Why I care about East St. Louis public schools | The St. Louis American

Why I care about East St. Louis public schools | The St. Louis American

JESSICA FORT
 Jessica Fort is a power-builder in WEPOWER’s East St. Louis Education Power-Building Academy, a seven-month community-based leadership and policy change program for residents of the area. Photo by Kristen Trudo. Jessica Fort is a power-builder in WEPOWER’s East St. Louis Education Power-Building Academy, a seven-month community-based leadership and policy change program for residents of the area. Photo by Kristen Trudo.

I grew up cleaning these neighborhoods. My mom and my grandmother had me picking up trash off the streets of East St. Louis while, in my head, I was dreaming of living someplace else. Some place I could have a mansion and where I didn’t have to clean up after anyone. As a child, in my mind I was thinking: if other people don’t care enough about this city to be cleaning after themselves then why should I care? That’s how it goes in East St. Louis sometimes. People move up and move out. I could do that, but I’m not.
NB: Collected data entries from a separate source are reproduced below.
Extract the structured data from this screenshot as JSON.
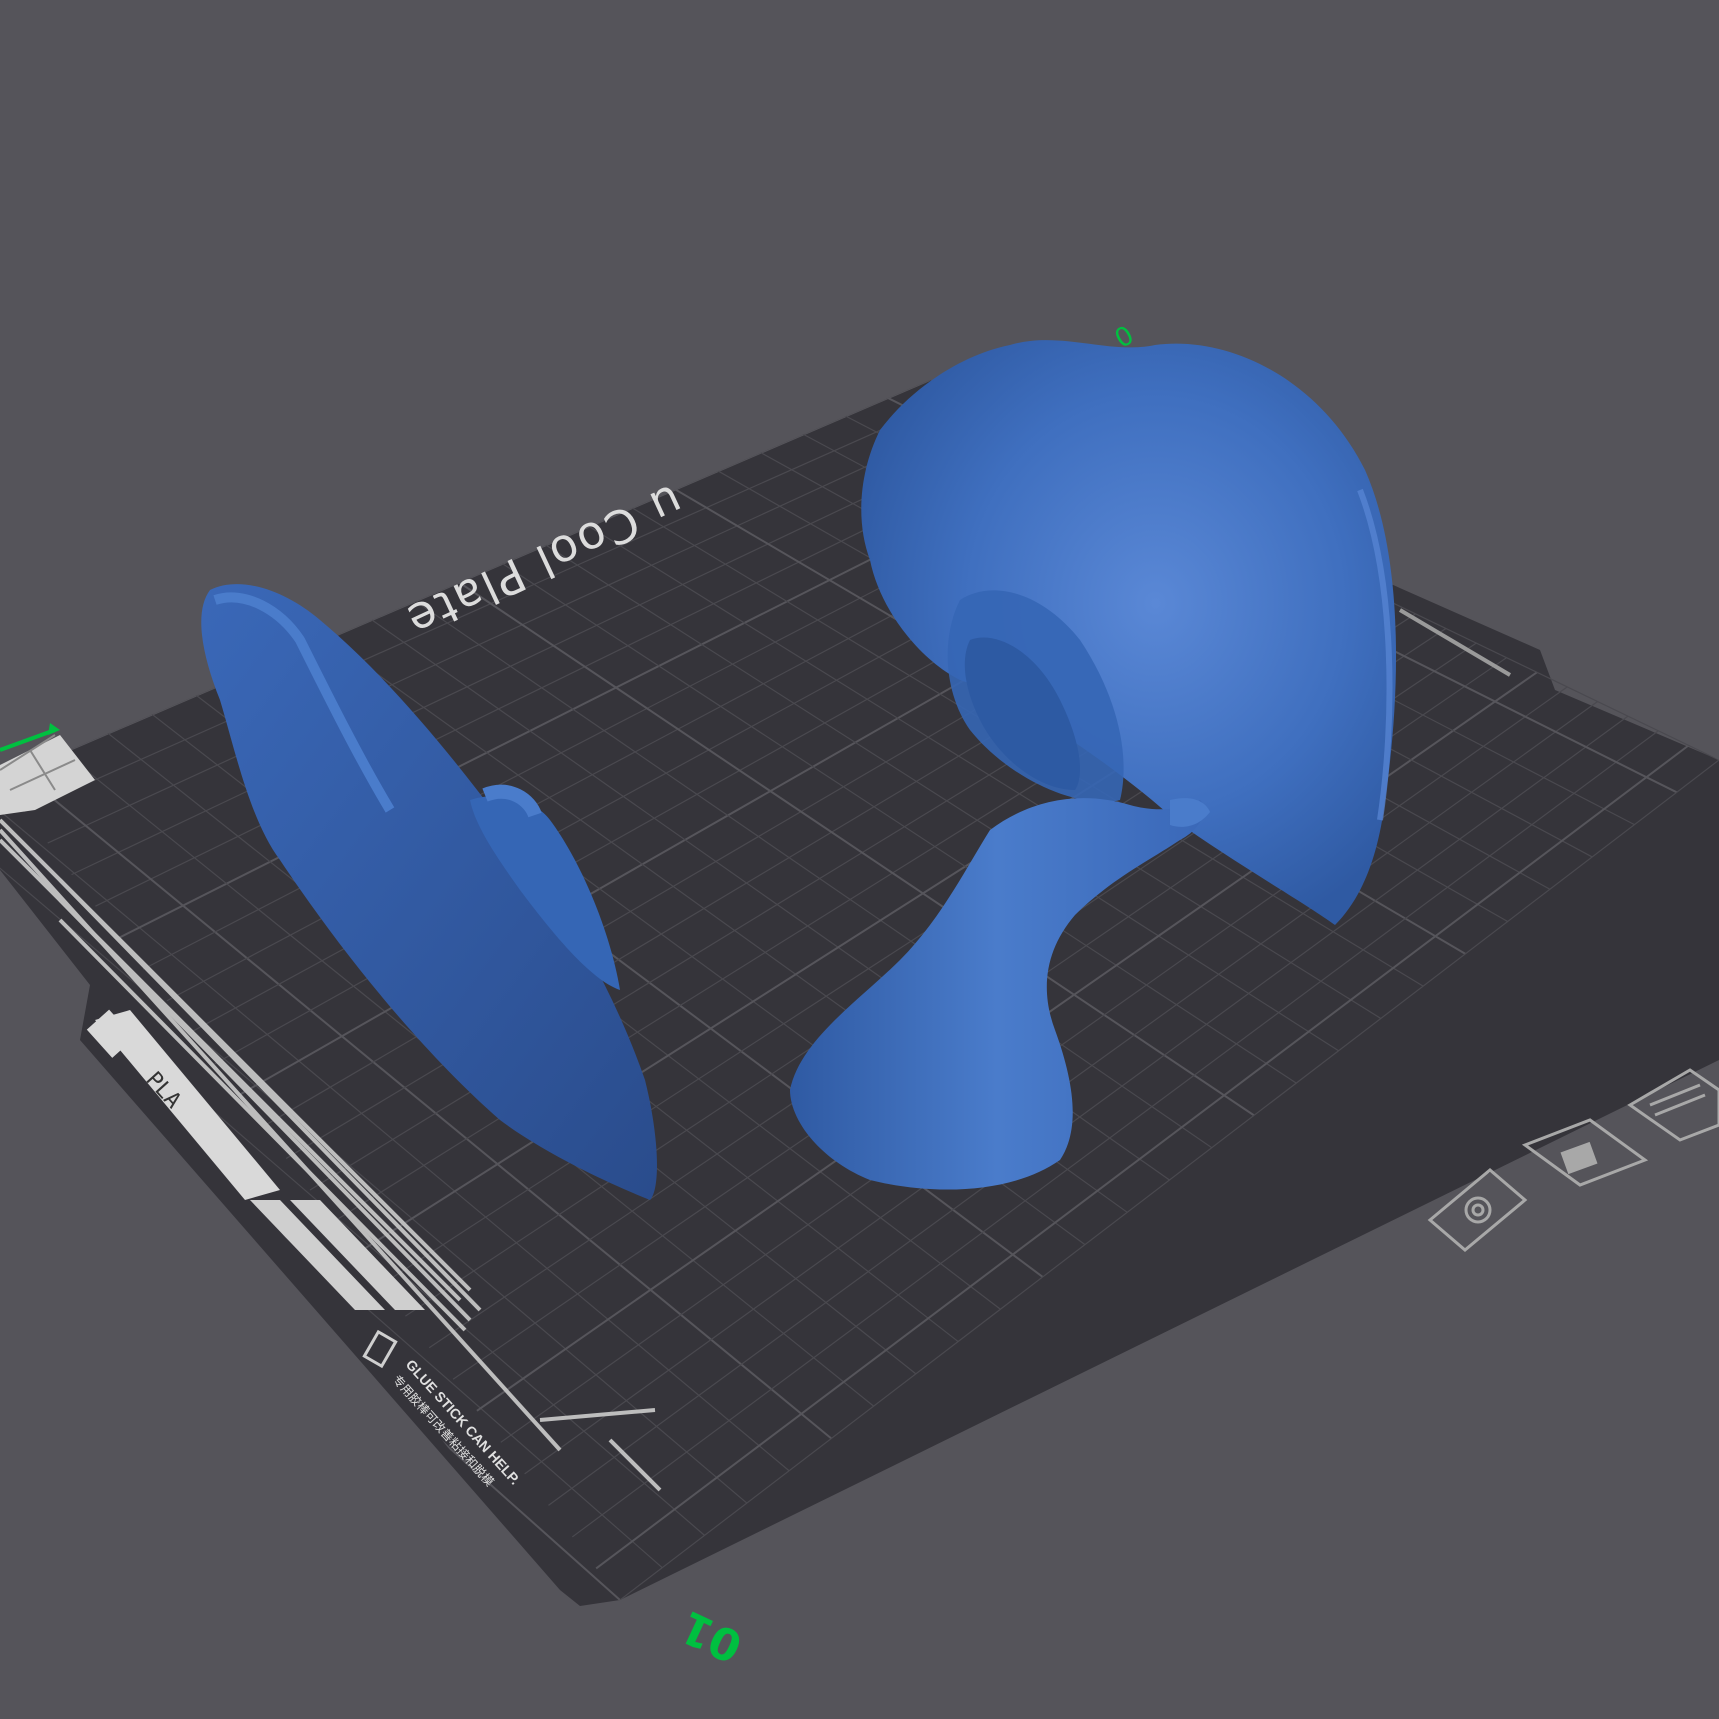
{
  "viewport": {
    "background": "#55545a"
  },
  "plate": {
    "label": "u Cool Plate",
    "label_partial_note_visible": true,
    "number": "01",
    "corner_mark": "0",
    "filament_tag": "PLA",
    "warning_line_1": "GLUE STICK CAN HELP.",
    "warning_line_2": "专用胶棒可改善粘接和脱模",
    "colors": {
      "surface": "#35343a",
      "grid": "#4a494f",
      "grid_major": "#56555b",
      "markings": "#bdbdbd",
      "accent_green": "#00c040"
    }
  },
  "models": {
    "color": "#3f6fbf",
    "color_shadow": "#2d4f8f",
    "color_highlight": "#5a88d6",
    "items": [
      "ear-part-left",
      "ear-part-right",
      "ear-canal-stem"
    ]
  },
  "icons": [
    "axis-origin-icon",
    "hex-nut-icon",
    "lock-icon",
    "layout-icon"
  ]
}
Because in the end, I do care, and I want to show it. I want my city to be thrive. I want our city’s physical beauty to match the beauty of our history.

I grew up in district 189. I attended every elementary school and a couple middle schools before heading to a charter school for high school. I liked going to school back then, and I liked my education. I didn’t have anything to compare it to. But in hindsight I know that everything was getting worse and the education I received lacked in critical areas.

It all caught up with me in college when, for my freshman year, I attended the University of Illinois. Going to a predominantly white school, I learned real quickly who I was to them. I’m black and female? I thought, Wow, y’all really hate us in America.

I immediately felt inferior, like I couldn’t keep up. I was behind in writing and science, yes, but it wasn’t just academics that were tripping me up. It was watching all these other kids surviving and functioning, but not having any clue how they did it. Nobody seemed to be asking questions, nobody seemed to struggle like me.

Turns out there was a whole social-cultural piece of school I missed out on. The other students were talking to teaching assistants, taking advantage of tutoring services, connecting with and helping each other—networking in ways I had never been taught. They were taking 12 to 15 credits instead of the 18 I’d taken on without even knowing what was normal. And on top of all that, I’d somehow internalized that I couldn’t compete there. No one validated that I was just as smart, just as deserving as everyone else. I’d never learned that even though I came from a a poor, black, urban area, I wasn’t less than anyone else. So of course I wasn’t confident. Of course I didn’t raise my hand even when I thought I knew the answer. I just wanted to fade into the background.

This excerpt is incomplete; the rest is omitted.